Aquarius (n): the eleventh sign of the Zodiac.

“This is the dawning of the …”

The next part of this lyric from the song in Hair is “…Age of Aquarius.”

I happen to really enjoy that production and the tune, even though I grew up in a religious environment which believed that all astrology was “of the devil.”

Yes. Leave it to Satan to come up with a practice where everything is left to chance and the moving of the stars.

So as a kid, it was difficult to sing the song, share the song or even refer to the song around grownups. They would warn me that I was welcoming in dark demons, which would later infest me with horrible attitudes like failing to pay my electric bill.

It was difficult–because truth is much like water. It tends to come from everywhere and surprise us with how similar it is, considering its divergent points of origin.

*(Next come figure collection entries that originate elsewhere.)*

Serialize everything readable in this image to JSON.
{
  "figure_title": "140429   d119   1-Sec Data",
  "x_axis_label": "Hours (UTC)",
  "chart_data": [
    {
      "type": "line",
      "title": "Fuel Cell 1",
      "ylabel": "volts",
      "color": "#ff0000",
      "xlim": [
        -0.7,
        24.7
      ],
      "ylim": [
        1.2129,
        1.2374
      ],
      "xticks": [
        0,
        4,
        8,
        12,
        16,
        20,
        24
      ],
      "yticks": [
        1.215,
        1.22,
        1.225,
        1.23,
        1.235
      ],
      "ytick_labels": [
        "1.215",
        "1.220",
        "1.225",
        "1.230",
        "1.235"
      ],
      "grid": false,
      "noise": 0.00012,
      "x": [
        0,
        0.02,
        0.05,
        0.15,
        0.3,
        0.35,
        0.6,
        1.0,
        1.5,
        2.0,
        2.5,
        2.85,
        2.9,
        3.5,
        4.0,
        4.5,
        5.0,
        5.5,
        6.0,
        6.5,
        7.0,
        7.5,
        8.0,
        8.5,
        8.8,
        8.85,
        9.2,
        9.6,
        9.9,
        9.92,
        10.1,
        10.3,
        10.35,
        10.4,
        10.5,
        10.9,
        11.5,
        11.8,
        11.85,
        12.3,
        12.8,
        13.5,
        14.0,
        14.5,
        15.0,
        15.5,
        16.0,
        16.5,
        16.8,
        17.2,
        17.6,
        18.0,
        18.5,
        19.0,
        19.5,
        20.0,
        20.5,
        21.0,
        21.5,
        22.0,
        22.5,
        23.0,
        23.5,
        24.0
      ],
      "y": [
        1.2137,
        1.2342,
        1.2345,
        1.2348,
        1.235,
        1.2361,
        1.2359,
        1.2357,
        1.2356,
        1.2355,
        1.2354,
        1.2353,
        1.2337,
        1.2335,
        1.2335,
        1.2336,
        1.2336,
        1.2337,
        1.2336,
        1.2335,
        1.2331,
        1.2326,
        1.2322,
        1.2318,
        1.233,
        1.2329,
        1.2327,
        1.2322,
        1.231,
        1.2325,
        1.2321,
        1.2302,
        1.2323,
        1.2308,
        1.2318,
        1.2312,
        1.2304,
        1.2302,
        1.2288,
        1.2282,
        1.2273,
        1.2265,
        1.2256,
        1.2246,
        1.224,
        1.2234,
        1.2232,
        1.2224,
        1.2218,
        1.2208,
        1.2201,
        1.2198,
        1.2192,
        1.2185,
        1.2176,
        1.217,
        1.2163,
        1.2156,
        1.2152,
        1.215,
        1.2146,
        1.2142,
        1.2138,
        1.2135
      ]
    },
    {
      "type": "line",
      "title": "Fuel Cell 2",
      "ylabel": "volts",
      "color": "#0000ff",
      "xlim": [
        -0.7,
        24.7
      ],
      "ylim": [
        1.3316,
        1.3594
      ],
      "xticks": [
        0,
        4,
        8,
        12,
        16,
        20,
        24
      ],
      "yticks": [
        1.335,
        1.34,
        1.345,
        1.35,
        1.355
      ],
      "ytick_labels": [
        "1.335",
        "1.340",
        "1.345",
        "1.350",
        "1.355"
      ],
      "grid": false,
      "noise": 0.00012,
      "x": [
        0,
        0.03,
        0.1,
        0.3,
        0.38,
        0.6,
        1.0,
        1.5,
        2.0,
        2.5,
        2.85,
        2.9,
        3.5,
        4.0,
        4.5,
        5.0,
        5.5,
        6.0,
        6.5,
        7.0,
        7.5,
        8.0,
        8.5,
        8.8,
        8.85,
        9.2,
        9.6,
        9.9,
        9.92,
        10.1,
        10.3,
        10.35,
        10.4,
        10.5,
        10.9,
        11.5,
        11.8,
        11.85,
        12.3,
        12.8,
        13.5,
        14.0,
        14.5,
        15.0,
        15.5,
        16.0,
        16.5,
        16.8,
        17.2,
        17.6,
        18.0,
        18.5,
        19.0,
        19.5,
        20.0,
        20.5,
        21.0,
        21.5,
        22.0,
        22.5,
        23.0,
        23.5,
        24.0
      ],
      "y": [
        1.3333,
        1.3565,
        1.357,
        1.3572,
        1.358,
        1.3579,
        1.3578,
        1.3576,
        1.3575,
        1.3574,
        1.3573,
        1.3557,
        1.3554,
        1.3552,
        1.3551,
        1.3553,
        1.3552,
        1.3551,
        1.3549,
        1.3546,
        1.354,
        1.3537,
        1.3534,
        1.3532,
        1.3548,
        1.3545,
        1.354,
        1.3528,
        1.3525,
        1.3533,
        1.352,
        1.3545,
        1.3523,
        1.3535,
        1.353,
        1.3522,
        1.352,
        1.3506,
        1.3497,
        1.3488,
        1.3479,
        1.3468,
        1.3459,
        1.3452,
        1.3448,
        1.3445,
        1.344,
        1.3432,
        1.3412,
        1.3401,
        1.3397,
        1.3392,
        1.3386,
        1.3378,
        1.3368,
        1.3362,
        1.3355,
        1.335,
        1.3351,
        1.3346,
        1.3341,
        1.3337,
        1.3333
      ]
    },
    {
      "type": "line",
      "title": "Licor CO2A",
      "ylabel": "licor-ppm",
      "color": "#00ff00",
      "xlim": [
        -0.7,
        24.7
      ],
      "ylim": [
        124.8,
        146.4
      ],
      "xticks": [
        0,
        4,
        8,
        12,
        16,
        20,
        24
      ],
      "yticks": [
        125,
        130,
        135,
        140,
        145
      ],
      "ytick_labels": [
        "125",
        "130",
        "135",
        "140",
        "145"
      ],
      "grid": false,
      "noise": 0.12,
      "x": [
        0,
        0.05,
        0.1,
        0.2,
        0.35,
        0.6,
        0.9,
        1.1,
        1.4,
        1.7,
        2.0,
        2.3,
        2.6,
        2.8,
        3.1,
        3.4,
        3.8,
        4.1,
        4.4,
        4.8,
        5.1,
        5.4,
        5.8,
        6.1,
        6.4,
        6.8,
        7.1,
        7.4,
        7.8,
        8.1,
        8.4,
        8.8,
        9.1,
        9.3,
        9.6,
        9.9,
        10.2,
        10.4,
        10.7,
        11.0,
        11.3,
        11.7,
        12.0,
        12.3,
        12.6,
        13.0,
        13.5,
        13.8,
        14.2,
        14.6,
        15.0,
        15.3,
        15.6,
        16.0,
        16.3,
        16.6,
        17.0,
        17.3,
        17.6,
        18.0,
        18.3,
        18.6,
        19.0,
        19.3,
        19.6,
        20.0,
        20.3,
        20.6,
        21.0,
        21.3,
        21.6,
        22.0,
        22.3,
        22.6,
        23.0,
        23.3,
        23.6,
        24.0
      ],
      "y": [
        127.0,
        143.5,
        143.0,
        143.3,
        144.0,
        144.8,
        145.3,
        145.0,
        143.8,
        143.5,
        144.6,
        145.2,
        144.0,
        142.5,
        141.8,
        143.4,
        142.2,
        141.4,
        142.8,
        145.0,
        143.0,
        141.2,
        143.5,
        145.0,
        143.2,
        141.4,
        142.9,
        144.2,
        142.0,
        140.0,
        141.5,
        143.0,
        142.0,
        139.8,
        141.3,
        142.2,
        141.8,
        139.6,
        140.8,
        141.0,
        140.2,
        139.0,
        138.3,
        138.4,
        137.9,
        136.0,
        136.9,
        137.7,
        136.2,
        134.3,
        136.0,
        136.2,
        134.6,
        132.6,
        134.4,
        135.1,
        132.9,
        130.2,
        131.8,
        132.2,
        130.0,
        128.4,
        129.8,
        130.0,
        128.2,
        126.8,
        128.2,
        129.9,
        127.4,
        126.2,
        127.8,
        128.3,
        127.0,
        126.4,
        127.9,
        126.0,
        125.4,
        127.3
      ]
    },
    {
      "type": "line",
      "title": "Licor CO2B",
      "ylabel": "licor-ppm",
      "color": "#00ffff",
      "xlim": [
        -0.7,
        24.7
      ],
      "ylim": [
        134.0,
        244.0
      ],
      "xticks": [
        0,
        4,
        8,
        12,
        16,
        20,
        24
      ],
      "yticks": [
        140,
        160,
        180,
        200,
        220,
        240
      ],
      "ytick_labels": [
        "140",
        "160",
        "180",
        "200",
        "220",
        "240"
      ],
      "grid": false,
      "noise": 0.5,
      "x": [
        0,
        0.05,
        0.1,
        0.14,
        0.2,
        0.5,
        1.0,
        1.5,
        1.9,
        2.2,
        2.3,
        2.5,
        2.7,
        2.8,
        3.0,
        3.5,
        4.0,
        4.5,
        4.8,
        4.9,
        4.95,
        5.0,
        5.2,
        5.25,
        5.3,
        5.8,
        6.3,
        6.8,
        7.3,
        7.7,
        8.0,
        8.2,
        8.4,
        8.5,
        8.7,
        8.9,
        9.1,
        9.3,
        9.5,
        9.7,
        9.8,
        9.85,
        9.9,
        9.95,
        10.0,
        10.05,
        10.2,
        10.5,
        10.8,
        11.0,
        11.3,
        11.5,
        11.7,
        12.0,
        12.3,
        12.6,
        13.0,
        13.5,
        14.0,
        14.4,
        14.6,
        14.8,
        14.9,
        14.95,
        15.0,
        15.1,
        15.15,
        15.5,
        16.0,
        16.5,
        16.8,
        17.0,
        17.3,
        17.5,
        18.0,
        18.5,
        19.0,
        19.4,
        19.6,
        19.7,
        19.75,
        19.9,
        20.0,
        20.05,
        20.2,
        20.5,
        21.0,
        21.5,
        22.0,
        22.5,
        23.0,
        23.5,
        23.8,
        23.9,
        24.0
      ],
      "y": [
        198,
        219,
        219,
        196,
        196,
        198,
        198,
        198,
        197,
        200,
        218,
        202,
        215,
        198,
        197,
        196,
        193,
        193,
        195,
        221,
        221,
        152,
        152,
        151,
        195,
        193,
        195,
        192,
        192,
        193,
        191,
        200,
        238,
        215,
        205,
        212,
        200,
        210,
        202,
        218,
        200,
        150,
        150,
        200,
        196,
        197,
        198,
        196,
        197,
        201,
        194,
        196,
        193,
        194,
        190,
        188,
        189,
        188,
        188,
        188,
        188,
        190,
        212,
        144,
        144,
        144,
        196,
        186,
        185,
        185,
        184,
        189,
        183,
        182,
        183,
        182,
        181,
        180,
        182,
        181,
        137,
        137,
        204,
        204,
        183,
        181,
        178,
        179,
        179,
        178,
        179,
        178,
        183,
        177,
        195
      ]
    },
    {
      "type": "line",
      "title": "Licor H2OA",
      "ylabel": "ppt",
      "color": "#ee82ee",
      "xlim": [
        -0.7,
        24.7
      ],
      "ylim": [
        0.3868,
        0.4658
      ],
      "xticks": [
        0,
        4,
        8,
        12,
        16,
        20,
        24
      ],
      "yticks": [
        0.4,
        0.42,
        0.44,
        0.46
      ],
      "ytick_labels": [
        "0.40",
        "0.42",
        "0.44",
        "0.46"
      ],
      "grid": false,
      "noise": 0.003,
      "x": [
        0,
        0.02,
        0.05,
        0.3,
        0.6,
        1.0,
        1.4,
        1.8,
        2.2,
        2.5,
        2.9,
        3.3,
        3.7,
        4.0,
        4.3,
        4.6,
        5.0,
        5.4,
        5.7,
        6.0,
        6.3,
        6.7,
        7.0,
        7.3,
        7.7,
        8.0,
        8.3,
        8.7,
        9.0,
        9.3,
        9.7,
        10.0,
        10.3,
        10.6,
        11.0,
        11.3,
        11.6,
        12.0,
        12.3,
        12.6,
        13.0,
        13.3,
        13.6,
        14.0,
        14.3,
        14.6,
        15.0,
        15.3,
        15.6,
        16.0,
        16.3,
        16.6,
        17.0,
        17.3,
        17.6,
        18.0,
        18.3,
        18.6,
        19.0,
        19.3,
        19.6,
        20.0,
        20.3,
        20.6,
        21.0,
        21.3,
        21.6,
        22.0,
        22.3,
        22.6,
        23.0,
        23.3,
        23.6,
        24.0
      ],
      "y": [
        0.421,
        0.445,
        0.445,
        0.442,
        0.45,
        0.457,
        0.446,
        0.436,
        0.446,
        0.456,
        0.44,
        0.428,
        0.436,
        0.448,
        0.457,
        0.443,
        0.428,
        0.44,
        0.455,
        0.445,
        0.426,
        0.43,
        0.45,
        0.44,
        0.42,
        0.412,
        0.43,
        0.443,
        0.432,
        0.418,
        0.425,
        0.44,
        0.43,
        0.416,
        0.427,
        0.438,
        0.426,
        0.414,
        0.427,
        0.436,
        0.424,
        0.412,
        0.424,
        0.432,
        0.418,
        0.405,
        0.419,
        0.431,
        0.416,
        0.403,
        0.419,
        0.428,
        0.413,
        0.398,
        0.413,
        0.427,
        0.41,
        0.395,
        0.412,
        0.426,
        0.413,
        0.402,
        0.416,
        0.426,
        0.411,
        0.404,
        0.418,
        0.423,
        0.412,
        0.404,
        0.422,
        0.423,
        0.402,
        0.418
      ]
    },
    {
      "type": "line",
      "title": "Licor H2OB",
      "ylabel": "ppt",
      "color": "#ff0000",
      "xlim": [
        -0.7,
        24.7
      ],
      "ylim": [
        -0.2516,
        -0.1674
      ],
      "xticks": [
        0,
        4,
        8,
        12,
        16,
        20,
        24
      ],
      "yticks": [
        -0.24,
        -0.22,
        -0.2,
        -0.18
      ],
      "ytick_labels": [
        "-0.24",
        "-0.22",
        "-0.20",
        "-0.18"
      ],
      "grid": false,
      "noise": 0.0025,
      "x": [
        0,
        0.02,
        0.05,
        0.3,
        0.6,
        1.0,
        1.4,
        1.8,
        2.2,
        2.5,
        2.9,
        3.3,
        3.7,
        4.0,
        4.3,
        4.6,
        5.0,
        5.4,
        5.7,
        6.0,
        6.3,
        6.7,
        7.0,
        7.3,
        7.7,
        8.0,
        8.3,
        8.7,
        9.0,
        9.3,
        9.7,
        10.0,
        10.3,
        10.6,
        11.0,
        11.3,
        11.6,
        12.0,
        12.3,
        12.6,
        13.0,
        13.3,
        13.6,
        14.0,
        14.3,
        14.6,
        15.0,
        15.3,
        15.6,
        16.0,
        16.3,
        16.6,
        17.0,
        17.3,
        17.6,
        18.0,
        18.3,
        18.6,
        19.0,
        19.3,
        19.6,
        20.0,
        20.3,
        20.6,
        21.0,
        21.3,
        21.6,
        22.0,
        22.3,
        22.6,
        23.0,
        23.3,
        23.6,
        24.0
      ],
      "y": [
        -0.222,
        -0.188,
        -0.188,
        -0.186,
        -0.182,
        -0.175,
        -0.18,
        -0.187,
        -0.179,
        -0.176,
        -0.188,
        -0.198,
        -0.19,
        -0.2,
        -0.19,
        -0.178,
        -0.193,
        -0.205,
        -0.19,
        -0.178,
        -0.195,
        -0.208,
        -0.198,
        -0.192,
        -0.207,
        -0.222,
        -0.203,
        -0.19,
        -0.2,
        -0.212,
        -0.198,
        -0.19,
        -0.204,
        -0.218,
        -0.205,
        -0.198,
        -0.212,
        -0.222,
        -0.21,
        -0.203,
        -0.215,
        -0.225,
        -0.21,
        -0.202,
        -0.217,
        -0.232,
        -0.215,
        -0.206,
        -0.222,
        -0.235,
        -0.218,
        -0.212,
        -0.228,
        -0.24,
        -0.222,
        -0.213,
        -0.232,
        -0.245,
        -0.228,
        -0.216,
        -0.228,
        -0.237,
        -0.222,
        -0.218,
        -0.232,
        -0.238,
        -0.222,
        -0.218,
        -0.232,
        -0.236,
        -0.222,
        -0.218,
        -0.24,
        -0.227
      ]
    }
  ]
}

Some water comes from the mountains through melted snow.

Some from the sky.

Some from wells from deep within the earth.

But pour it in a cup, drink it down and it’s refreshing.

I have to be honest with you–the off-Broadway musical, Hair, did more to enlighten me, generate social consciousness and make me compassionate than any sermon I ever heard in church.

It was raw, a little silly and laced with too much hopefulness.

But without that kind of childlike faith, we all become cynical growling adults. And deep in my heart, I wish there was an Age of Aquarius. I dream of how wonderful it would be if the stars would shift, Jupiter would align with Mars and attitudes would improve.

But I think I’m stuck with the symbolism–or maybe I’m Jupiter and my brother is Mars and the truth of life is still stuck in the closet somewhere … of the seventh house.